At some point the employer probably completed a IRS/SSA/CMS Data Match request that prompted the notice of overpayment after the information was digested by CMS. I would just give them a call. They're usually pretty accomodating in these situations if you explain the circumstances and don't ignore their letters. I've completed a slew of them this year requesting information back to plan year 1998, so I don't know if the 3 year limitation has an application here or not.

Posted

The three year limit is only on brand new, first time sent reimbursement requests.
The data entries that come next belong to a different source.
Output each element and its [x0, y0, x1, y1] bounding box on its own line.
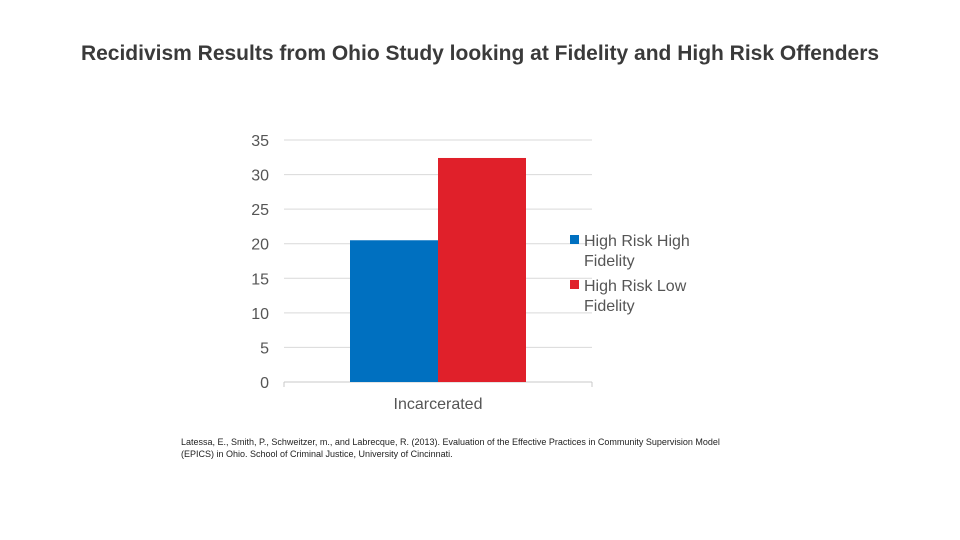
- y-tick-label: 10: [251, 306, 269, 323]
- x-category-label: Incarcerated: [394, 396, 483, 413]
- legend: High Risk High Fidelity High Risk Low Fidel…: [570, 233, 690, 315]
- y-tick-label: 15: [251, 271, 269, 288]
- legend-label: High Risk High Fidelity: [584, 233, 690, 270]
- y-axis-ticks: 0 5 10 15 20 25 30 35: [251, 133, 269, 392]
- legend-label: High Risk Low Fidelity: [584, 278, 687, 315]
- y-tick-label: 0: [260, 375, 269, 392]
- y-tick-label: 25: [251, 202, 269, 219]
- y-tick-label: 5: [260, 340, 269, 357]
- legend-swatch: [570, 235, 579, 244]
- y-tick-label: 20: [251, 237, 269, 254]
- legend-swatch: [570, 280, 579, 289]
- citation: Latessa, E., Smith, P., Schweitzer, m., …: [181, 437, 720, 459]
- y-tick-label: 30: [251, 168, 269, 185]
- bar-high-risk-low-fidelity: [438, 157, 526, 382]
- y-tick-label: 35: [251, 133, 269, 150]
- slide-title: Recidivism Results from Ohio Study looki…: [80, 42, 880, 65]
- bar-high-risk-high-fidelity: [350, 240, 438, 382]
- x-axis-labels: Incarcerated: [394, 396, 483, 413]
- bars: [350, 157, 526, 382]
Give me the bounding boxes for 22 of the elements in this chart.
If the request had been sent to someone before, whether its a TPA, Union, plant location, home office, insurer or whoever, the three year limit does not apply. Its now considered a past due debt and the collection agencies involved are NOT accommodating or considerate.

Posted

I think both MaryC and PhilB have hit it on the head...collection agencies will give you no quarter but the CMS may be able to help you out. Since it would have been CMS sending you to collection, only they can stop it.

Can the client get off the hook? No, probably not. If client should have paid primary, it should have paid primary. But I'd sure be looking to the TPA for indemnification for charges, penalties or other costs, especially since the TPA has already admitted some culpability for not forwarding notices. And if the TPA's inaction caused client to lose its ability to contest the charges to CMS, then the TPA should pay that too.

If the TPA won't step up to the plate for their error, you need a new TPA.